The Great Red Dragon Paintings


The Great Red Dragon Paintings are a series of watercolour paintings by the English poet and painter William Blake, painted between 1805 and 1810. It was during this period that Blake was commissioned to create over a hundred paintings intended to illustrate books of the Bible. These paintings depict 'The Great Red Dragon' in various scenes from the Book of Revelation.

The paintings

''The Great Red Dragon and the Woman Clothed in Sun''

Height: 43.7 cm, Width: 34.8 cm
Housed at the Brooklyn Museum.

''The Great Red Dragon and the Woman Clothed with the Sun''

This image is similar to the work of the same name in the Brooklyn Museum but the subject is shown from a different viewpoint and the figures are in different positions.
Height: 40.8 cm, Width: 33.7 cm
Housed at the National Gallery of Art, Washington D.C..

''The Great Red Dragon and the Beast from the Sea''

Height: 40.1 cm, Width: 35.6 cm
Housed at the National Gallery of Art, Washington D.C..

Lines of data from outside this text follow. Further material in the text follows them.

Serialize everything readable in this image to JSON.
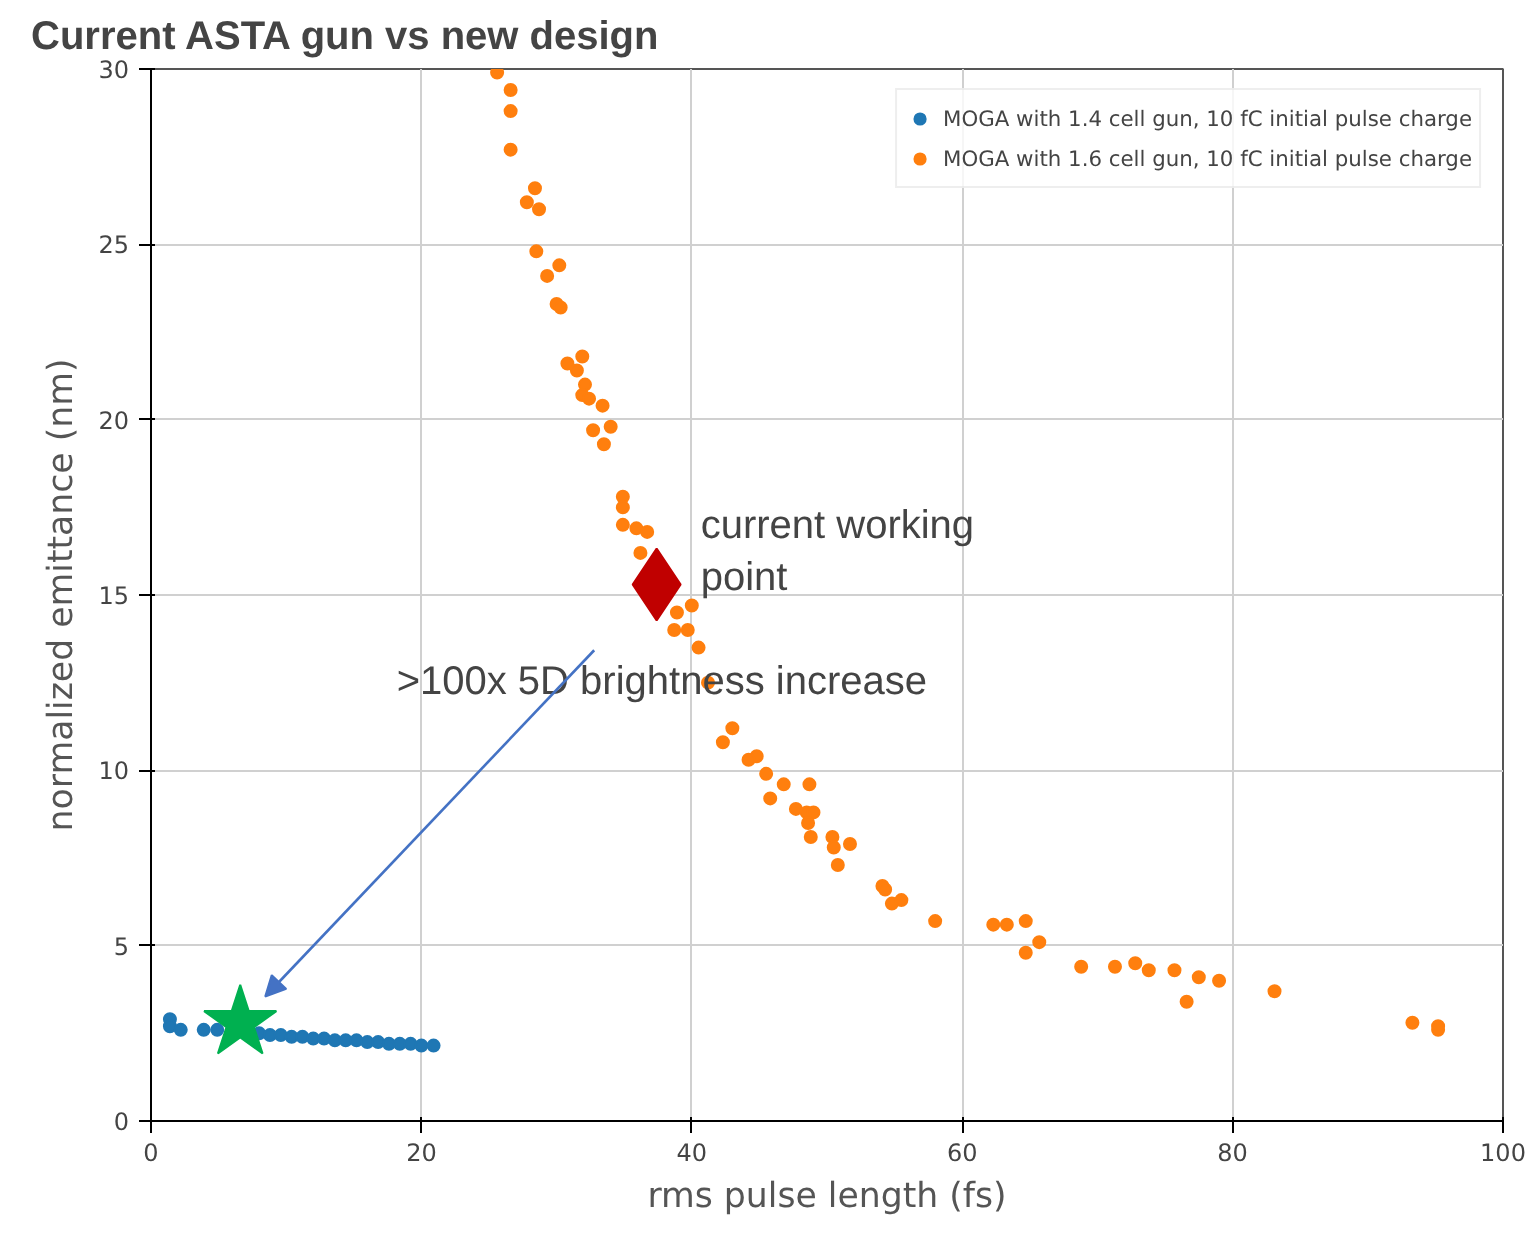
{
  "chart_data": {
    "type": "scatter",
    "title": "Current ASTA gun vs new design",
    "xlabel": "rms pulse length (fs)",
    "ylabel": "normalized emittance (nm)",
    "xlim": [
      0,
      100
    ],
    "ylim": [
      0,
      30
    ],
    "xticks": [
      0,
      20,
      40,
      60,
      80,
      100
    ],
    "yticks": [
      0,
      5,
      10,
      15,
      20,
      25,
      30
    ],
    "grid": true,
    "legend": "top right",
    "marker": "circle",
    "series": [
      {
        "name": "MOGA with 1.4 cell gun, 10 fC initial pulse charge",
        "color": "#1f77b4",
        "x": [
          1.4,
          1.4,
          2.2,
          3.9,
          4.9,
          8.0,
          8.8,
          9.6,
          10.4,
          11.2,
          12.0,
          12.8,
          13.6,
          14.4,
          15.2,
          16.0,
          16.8,
          17.6,
          18.4,
          19.2,
          20.0,
          20.9
        ],
        "values": [
          2.9,
          2.7,
          2.6,
          2.6,
          2.6,
          2.5,
          2.45,
          2.45,
          2.4,
          2.4,
          2.35,
          2.35,
          2.3,
          2.3,
          2.3,
          2.25,
          2.25,
          2.2,
          2.2,
          2.2,
          2.15,
          2.15
        ]
      },
      {
        "name": "MOGA with 1.6 cell gun, 10 fC initial pulse charge",
        "color": "#ff7f0e",
        "x": [
          25.6,
          26.6,
          26.6,
          26.6,
          28.4,
          27.8,
          28.7,
          28.5,
          30.2,
          29.3,
          30.0,
          30.3,
          30.8,
          31.9,
          31.5,
          32.1,
          31.9,
          32.4,
          33.4,
          32.7,
          34.0,
          33.5,
          34.9,
          34.9,
          34.9,
          35.9,
          36.7,
          36.2,
          40.0,
          38.9,
          38.7,
          39.7,
          40.5,
          41.2,
          43.0,
          42.3,
          44.8,
          44.2,
          45.5,
          46.8,
          48.7,
          45.8,
          47.7,
          48.5,
          49.0,
          48.6,
          48.8,
          50.4,
          51.7,
          50.5,
          50.8,
          54.1,
          54.3,
          54.8,
          55.5,
          58.0,
          62.3,
          63.3,
          64.7,
          65.7,
          64.7,
          68.8,
          71.3,
          72.8,
          73.8,
          75.7,
          77.5,
          76.6,
          79.0,
          83.1,
          93.3,
          95.2,
          95.2
        ],
        "values": [
          29.9,
          29.4,
          28.8,
          27.7,
          26.6,
          26.2,
          26.0,
          24.8,
          24.4,
          24.1,
          23.3,
          23.2,
          21.6,
          21.8,
          21.4,
          21.0,
          20.7,
          20.6,
          20.4,
          19.7,
          19.8,
          19.3,
          17.8,
          17.5,
          17.0,
          16.9,
          16.8,
          16.2,
          14.7,
          14.5,
          14.0,
          14.0,
          13.5,
          12.5,
          11.2,
          10.8,
          10.4,
          10.3,
          9.9,
          9.6,
          9.6,
          9.2,
          8.9,
          8.8,
          8.8,
          8.5,
          8.1,
          8.1,
          7.9,
          7.8,
          7.3,
          6.7,
          6.6,
          6.2,
          6.3,
          5.7,
          5.6,
          5.6,
          5.7,
          5.1,
          4.8,
          4.4,
          4.4,
          4.5,
          4.3,
          4.3,
          4.1,
          3.4,
          4.0,
          3.7,
          2.8,
          2.7,
          2.6
        ]
      },
      {
        "color": "#c00000",
        "marker": "diamond",
        "x": [
          37.4
        ],
        "values": [
          15.3
        ]
      },
      {
        "color": "#00b050",
        "marker": "star",
        "x": [
          6.6
        ],
        "values": [
          2.8
        ]
      }
    ],
    "annotations": [
      {
        "text": "current working\npoint",
        "x": 37.4,
        "y": 15.3
      },
      ">100x 5D brightness increase"
    ]
  }
}
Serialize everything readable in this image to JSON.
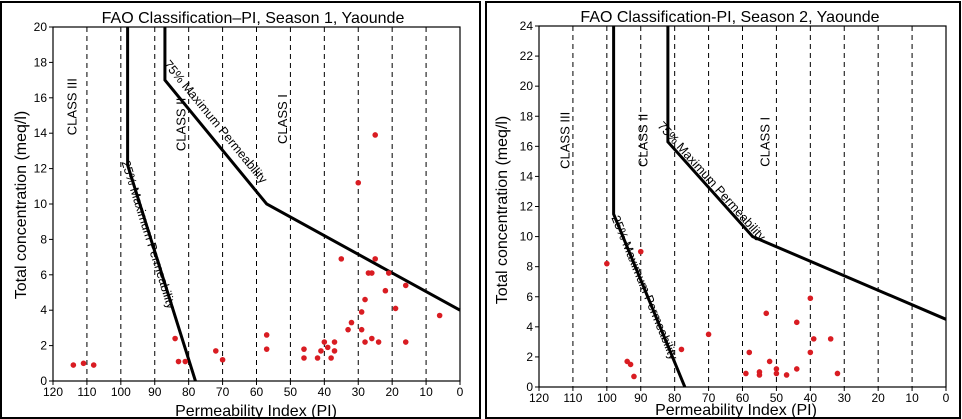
{
  "chart_data": [
    {
      "type": "scatter",
      "title": "FAO Classification–PI, Season 1, Yaounde",
      "xlabel": "Permeability Index (PI)",
      "ylabel": "Total concentration (meq/l)",
      "xlim": [
        120,
        0
      ],
      "ylim": [
        0,
        20
      ],
      "x_ticks": [
        120,
        110,
        100,
        90,
        80,
        70,
        60,
        50,
        40,
        30,
        20,
        10,
        0
      ],
      "y_ticks": [
        0,
        2,
        4,
        6,
        8,
        10,
        12,
        14,
        16,
        18,
        20
      ],
      "grid": "vertical dashed lines at x ticks",
      "boundaries": [
        {
          "label": "25% Maximum Permeability",
          "points": [
            [
              98,
              20
            ],
            [
              98,
              12.2
            ],
            [
              78,
              0
            ]
          ]
        },
        {
          "label": "75% Maximum Permeability",
          "points": [
            [
              87,
              20
            ],
            [
              87,
              17
            ],
            [
              57,
              10
            ],
            [
              0,
              4
            ]
          ]
        }
      ],
      "class_labels": [
        {
          "text": "CLASS III",
          "x": 113,
          "y": 15.5
        },
        {
          "text": "CLASS II",
          "x": 81,
          "y": 14.5
        },
        {
          "text": "CLASS I",
          "x": 51,
          "y": 14.8
        }
      ],
      "points": [
        {
          "x": 114,
          "y": 0.9
        },
        {
          "x": 111,
          "y": 1.0
        },
        {
          "x": 108,
          "y": 0.9
        },
        {
          "x": 84,
          "y": 2.4
        },
        {
          "x": 83,
          "y": 1.1
        },
        {
          "x": 81,
          "y": 1.1
        },
        {
          "x": 72,
          "y": 1.7
        },
        {
          "x": 70,
          "y": 1.2
        },
        {
          "x": 57,
          "y": 2.6
        },
        {
          "x": 57,
          "y": 1.8
        },
        {
          "x": 46,
          "y": 1.8
        },
        {
          "x": 46,
          "y": 1.3
        },
        {
          "x": 42,
          "y": 1.3
        },
        {
          "x": 41,
          "y": 1.7
        },
        {
          "x": 40,
          "y": 2.2
        },
        {
          "x": 39,
          "y": 1.9
        },
        {
          "x": 38,
          "y": 1.3
        },
        {
          "x": 37,
          "y": 1.7
        },
        {
          "x": 37,
          "y": 2.2
        },
        {
          "x": 35,
          "y": 6.9
        },
        {
          "x": 33,
          "y": 2.9
        },
        {
          "x": 32,
          "y": 3.3
        },
        {
          "x": 30,
          "y": 11.2
        },
        {
          "x": 29,
          "y": 2.9
        },
        {
          "x": 29,
          "y": 3.9
        },
        {
          "x": 28,
          "y": 2.2
        },
        {
          "x": 28,
          "y": 4.6
        },
        {
          "x": 27,
          "y": 6.1
        },
        {
          "x": 26,
          "y": 6.1
        },
        {
          "x": 26,
          "y": 2.4
        },
        {
          "x": 25,
          "y": 13.9
        },
        {
          "x": 25,
          "y": 6.9
        },
        {
          "x": 24,
          "y": 2.2
        },
        {
          "x": 22,
          "y": 5.1
        },
        {
          "x": 21,
          "y": 6.1
        },
        {
          "x": 19,
          "y": 4.1
        },
        {
          "x": 16,
          "y": 5.4
        },
        {
          "x": 16,
          "y": 2.2
        },
        {
          "x": 6,
          "y": 3.7
        }
      ]
    },
    {
      "type": "scatter",
      "title": "FAO Classification-PI, Season 2, Yaounde",
      "xlabel": "Permeability Index (PI)",
      "ylabel": "Total concentration (meq/l)",
      "xlim": [
        120,
        0
      ],
      "ylim": [
        0,
        24
      ],
      "x_ticks": [
        120,
        110,
        100,
        90,
        80,
        70,
        60,
        50,
        40,
        30,
        20,
        10,
        0
      ],
      "y_ticks": [
        0,
        2,
        4,
        6,
        8,
        10,
        12,
        14,
        16,
        18,
        20,
        22,
        24
      ],
      "grid": "vertical dashed lines at x ticks",
      "boundaries": [
        {
          "label": "25% Maximum Permeability",
          "points": [
            [
              98,
              24
            ],
            [
              98,
              11.5
            ],
            [
              77,
              0
            ]
          ]
        },
        {
          "label": "75% Maximum Permeability",
          "points": [
            [
              82,
              24
            ],
            [
              82,
              16.3
            ],
            [
              57,
              10
            ],
            [
              0,
              4.5
            ]
          ]
        }
      ],
      "class_labels": [
        {
          "text": "CLASS III",
          "x": 111,
          "y": 16.4
        },
        {
          "text": "CLASS II",
          "x": 88,
          "y": 16.4
        },
        {
          "text": "CLASS I",
          "x": 52,
          "y": 16.3
        }
      ],
      "points": [
        {
          "x": 100,
          "y": 8.2
        },
        {
          "x": 94,
          "y": 1.7
        },
        {
          "x": 93,
          "y": 1.5
        },
        {
          "x": 92,
          "y": 0.7
        },
        {
          "x": 90,
          "y": 9.0
        },
        {
          "x": 78,
          "y": 2.5
        },
        {
          "x": 70,
          "y": 3.5
        },
        {
          "x": 59,
          "y": 0.9
        },
        {
          "x": 58,
          "y": 2.3
        },
        {
          "x": 55,
          "y": 0.8
        },
        {
          "x": 55,
          "y": 1.0
        },
        {
          "x": 53,
          "y": 4.9
        },
        {
          "x": 52,
          "y": 1.7
        },
        {
          "x": 50,
          "y": 0.9
        },
        {
          "x": 50,
          "y": 1.2
        },
        {
          "x": 47,
          "y": 0.8
        },
        {
          "x": 44,
          "y": 1.2
        },
        {
          "x": 44,
          "y": 4.3
        },
        {
          "x": 40,
          "y": 2.3
        },
        {
          "x": 40,
          "y": 5.9
        },
        {
          "x": 39,
          "y": 3.2
        },
        {
          "x": 34,
          "y": 3.2
        },
        {
          "x": 32,
          "y": 0.9
        }
      ]
    }
  ]
}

''The Number of the Beast is 666''

Height: 40.6 cm, Width: 33.0 cm
Housed at: the Rosenbach Museum & Library

In media

The painting The Great Red Dragon and the Woman Clothed in Sun plays a prominent role in Thomas Harris' novel Red Dragon, its film adaptations, Manhunter and Red Dragon, and the TV series Hannibal, in which the primary antagonist Francis Dolarhyde has an obsession with the painting. Dolarhyde is fixated with the strength and power he thinks the dragon exudes, so he kills entire families to "become" the dragon. He also has a giant tattoo of the dragon on his back. The painting is also referenced as King Ghidorah in the 2019 movie .
It has also been used as the Oxford World's Classics front cover of The Private Memoirs and Confessions of a Justified Sinner.